In "Jewels & Drugs," Gaga focuses the addictive nature of The Fame, likening it to the allure of, well, jewels and drugs. A precursor to "Applause," Gaga elaborates on similar themes when she croons, "I admit that my habit's expensive and you may find it quite offensive. But I won't die at the hands of another." Though the song doesn't always pull of its trap music conceit (Too Short's "I'm high as hell, tryna have some fuckin' fun" is worthy of more than a few groans), it certainly doesn't feel out of place with the rest of ARTPOP's R&B vibes. It could certainly be worse; both "Cake Like Lady Gaga" and "Dark Horse" are two worse options in different ways. Seriously, T.I. will always be a better score than Juicy J.

"Do What U Want" is an absolutely funky treat of a song that would lose none of its Oizo-esque appeal if it were manufactured solely for the purpose of a Beats by Dre commercial. Emphatically shouting "You can't stop my voice 'cause you don't own my life," Mother Monster seems to be channeling a place of pain last seen in her iTunes Festival performance of "Swine," providing a powerful, albeit somewhat troubling, anthem for survivors of sexual abuse while continuing the chronicling of her battles with the Fame Monster. The inclusion of R. Kelly crooning "Do what I want with your body" is positively inviting the subtext surrounding the partly-consensual tone of the song, but you better know Kelly "don't give a fuck." The lyrics "Write what you want/Say what you want about me" compounded with the bootylicious single cover serve as a lethal cocktail to her critics: kiss my ass.

The title track may be its least interesting musically and its most pretentious. Gaga embraces the enigma popstar label in "ARTPOP," telling the listeners to "Come to me with all your subtext and fantasy." Self-aware, Gaga keeps playing off of her public criticism as a shameless self-promoter (Born This Way and Farmville, for instance), noting "I try to sell myself, but I am really laughing because I just want the music not the bling." As ARTPOP is the embodiment of the album's concept and, therefore, chocked full of the drug-addled non-sequiturs Gaga's been tweeting since Born This Way. Like a mad scientist trying to create life, Gaga's experiment to fuse ART and POP sometimes results in overly ambitious deformities with six legs.

If the "Swinefest" iTunes Festival performance of "Swine" was heartbreaking, the hypnotically in-your-face nature of the album version of the song is its vindication. When Perez Hilton tweeted a link to an article purporting he was the subject of this biting jam, it was easy to assume he was flattering himself. With lyrics like, "You're just a pig inside a human body. Squealer, squealer, squeal out. You're so disgusting," it's not actually such an unbelievable jump.
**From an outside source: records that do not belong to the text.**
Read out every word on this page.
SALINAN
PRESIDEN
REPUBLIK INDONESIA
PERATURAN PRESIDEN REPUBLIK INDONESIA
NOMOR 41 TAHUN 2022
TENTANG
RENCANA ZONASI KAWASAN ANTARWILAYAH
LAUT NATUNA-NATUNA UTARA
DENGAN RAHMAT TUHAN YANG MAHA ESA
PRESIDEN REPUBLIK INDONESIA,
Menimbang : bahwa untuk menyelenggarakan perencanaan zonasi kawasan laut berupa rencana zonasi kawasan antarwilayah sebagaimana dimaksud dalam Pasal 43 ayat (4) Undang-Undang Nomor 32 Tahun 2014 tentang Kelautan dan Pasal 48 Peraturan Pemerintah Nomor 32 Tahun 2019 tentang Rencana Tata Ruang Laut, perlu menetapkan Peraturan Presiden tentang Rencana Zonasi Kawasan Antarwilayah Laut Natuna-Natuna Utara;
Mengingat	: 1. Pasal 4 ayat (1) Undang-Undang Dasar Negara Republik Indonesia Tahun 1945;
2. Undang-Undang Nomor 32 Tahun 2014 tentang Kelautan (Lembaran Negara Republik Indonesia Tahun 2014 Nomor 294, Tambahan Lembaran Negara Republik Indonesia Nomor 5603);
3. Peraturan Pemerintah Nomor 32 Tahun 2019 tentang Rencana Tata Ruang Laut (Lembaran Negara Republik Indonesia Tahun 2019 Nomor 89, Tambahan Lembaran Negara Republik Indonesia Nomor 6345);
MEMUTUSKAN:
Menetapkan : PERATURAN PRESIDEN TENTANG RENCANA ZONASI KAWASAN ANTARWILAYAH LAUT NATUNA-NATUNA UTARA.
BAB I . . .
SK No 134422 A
Regardless of the song's subject, lyrics like "Maybe I should have a little more just to stay out of my mind" betray a sense of sadness that lies just behind the aura.

"Mary Jane Holland" is easily the song the most atmospheric song on the album, shoving a joint in one hand and pulling the other through the "mad-magical" Red Light District of Amsterdam. Gaga snatches off the platinum weave when she and Mary Jane rendezvous, singing "Lady of the 'Dam won't be a slave to the blonde or the culture of the popular." Free as her hair, Gaga elaborates on the special kind of liberty she feels when she transforms into Smoky Gaga: "The grass heats up my insides and my brunette starts to sprout." As someone whose hair is iconic not for a certain style or color but for the sheer breadth and variety of forms it takes, Gaga going back to Stefani Germanotta brown is perhaps the greatest way in which ARTPOP serves to destroy the image of Gaga so carefully crafted.

Though powerful on its own, the power of "Dope" really comes from the dissonance between its new grating, unintuitive lyrics and the original overly-saccharine "I Wanna Be With You." The original song, a sweet but boring ode to the pull of the road and the desire for the kind of love someone like Lady Gaga could never have, goes "You lift me up when I feel strong." The new, vocally affected version is: "Oh, I'll hate myself until I die." Even though the lyrics, when placed side by side, read like the manic-depressive highs and lows of an undiagnosed bipolar teenager, each song has its own purpose. "Dope" works as ARTPOP's "You & I," an affected and alienating ballad that envelopes the listener in the emotion of the piece.

Perhaps what makes ARTPOP so satisfying is the kind of self-referential ("I don't speak German, but I try), celebratory toast that "Gypsy" makes so well, with Gaga Springsteen and Jo Calderone clinking glasses of Johnnie Walker. Gaga handles the wanderlust the song mourns rather well, approaching the bitter-sweetness of a crossroads in her relationship with "Like Dorothy on a yellow brick, hope my ruby shoes get me there quick." Even with the looming sense of loss, Gaga can't be sad when she sees all the stamps on her passport and realizes that she has the whole world in front of her. Looking to her Little Monsters across the world, Gaga almost reads off a tour itinerary during the song's outro: "Russia, U.K., Paris. I'm Italian, Asian konpai." After the album's emotional low of "Dope" and the somewhat deluded, pitiful nature of "Mary Jane Holland," ARTPOP needed a "Gypsy" to send it home in time for the applause.

Does ARTPOP shake off the pretention Gaga has worked so hard to dust herself in these last few years? No. But does Gaga come like a phoenix from the ashes, soaking up the applause (and the occasional "yass!")? Absolutely.